Ich kenne niemanden, und es gibt wahrscheinlich in dieser Republik auch niemanden, der Anfang des Jahres so sehnsüchtig auf die neuen Steuer-Formulare wartet wie andere auf eine neue Staffel der gerade angesagtesten Serie. Bei aller Rest-Skepsis gegenüber dem Zustand unserer Gesellschaft würde ich in diesem Punkt sogar einen Hinweis sehen, dass sie am Ende doch noch nicht so krank ist wie man allenthalben vermutet.

Dabei dauert das Anfertigen der Steuererklärung für einen Normalsterblichen, wenn sich nicht jedes Jahr Gravierendes an der Einkommenssituation ändert, nicht monatelang. Das dauert auch keine Woche. Das dauert nur dann eine Woche, wenn ich in dieser Woche alles mögliche andere mache.

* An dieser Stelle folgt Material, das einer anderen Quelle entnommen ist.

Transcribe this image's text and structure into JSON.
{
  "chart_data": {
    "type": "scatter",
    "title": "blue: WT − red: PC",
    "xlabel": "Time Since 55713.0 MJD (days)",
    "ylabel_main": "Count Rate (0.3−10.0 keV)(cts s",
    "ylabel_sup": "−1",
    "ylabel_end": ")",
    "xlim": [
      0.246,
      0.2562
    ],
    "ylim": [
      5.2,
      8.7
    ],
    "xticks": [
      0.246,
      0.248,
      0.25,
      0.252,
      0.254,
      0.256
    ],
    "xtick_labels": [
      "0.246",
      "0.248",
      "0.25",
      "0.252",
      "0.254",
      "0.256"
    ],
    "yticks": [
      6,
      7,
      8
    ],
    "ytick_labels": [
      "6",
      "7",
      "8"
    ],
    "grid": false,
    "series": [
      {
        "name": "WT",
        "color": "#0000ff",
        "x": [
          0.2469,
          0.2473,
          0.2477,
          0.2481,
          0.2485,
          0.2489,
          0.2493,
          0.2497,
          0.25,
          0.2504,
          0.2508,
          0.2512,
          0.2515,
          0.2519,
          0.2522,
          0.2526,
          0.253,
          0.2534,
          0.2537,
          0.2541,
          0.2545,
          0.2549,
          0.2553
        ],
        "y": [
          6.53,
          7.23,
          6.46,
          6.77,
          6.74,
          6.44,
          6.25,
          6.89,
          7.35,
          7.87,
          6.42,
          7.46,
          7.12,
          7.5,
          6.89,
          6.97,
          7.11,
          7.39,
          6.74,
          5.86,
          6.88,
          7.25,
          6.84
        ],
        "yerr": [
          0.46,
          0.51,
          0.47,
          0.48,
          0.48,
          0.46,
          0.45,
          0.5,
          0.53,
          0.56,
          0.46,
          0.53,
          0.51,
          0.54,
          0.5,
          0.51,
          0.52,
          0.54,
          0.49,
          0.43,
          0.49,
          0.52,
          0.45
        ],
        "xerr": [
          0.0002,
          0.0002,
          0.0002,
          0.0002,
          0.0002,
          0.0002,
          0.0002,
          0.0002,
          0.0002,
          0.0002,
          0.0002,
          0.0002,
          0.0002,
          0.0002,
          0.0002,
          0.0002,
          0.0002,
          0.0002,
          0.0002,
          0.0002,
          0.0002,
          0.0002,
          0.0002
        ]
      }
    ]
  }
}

Doch das Ende des Frühjahrsputzes, wie wir ihn kannten, lauert bereits. Denn als ob das Steuersystem in Theorie und Praxis an sich nicht schon Bestrafung genug wäre, hat man es mit der Verlegung der Deadline auf Ende Juli einfach ´mal so geschafft, wahrscheinlich keinem einzigen Steuerpflichtigen in diesem Land einen Gefallen zu tun. Das muss einem – selbst als Finanzbehörde – erst einmal gelingen. Wenn die Leute Mitte/Ende Juli überhaupt im Land sind, sind sie vermutlich weniger über ihren Steuerunterlagen zu finden, sondern verbringen ihre Zeit eher in Schwimmbad und Biergarten.

Weil das im Hochsommer nämlich jeder tut. Da sitzen Faule, Prokrastinatoren und Sofort-Erlediger ausnahmsweise im selben Boot.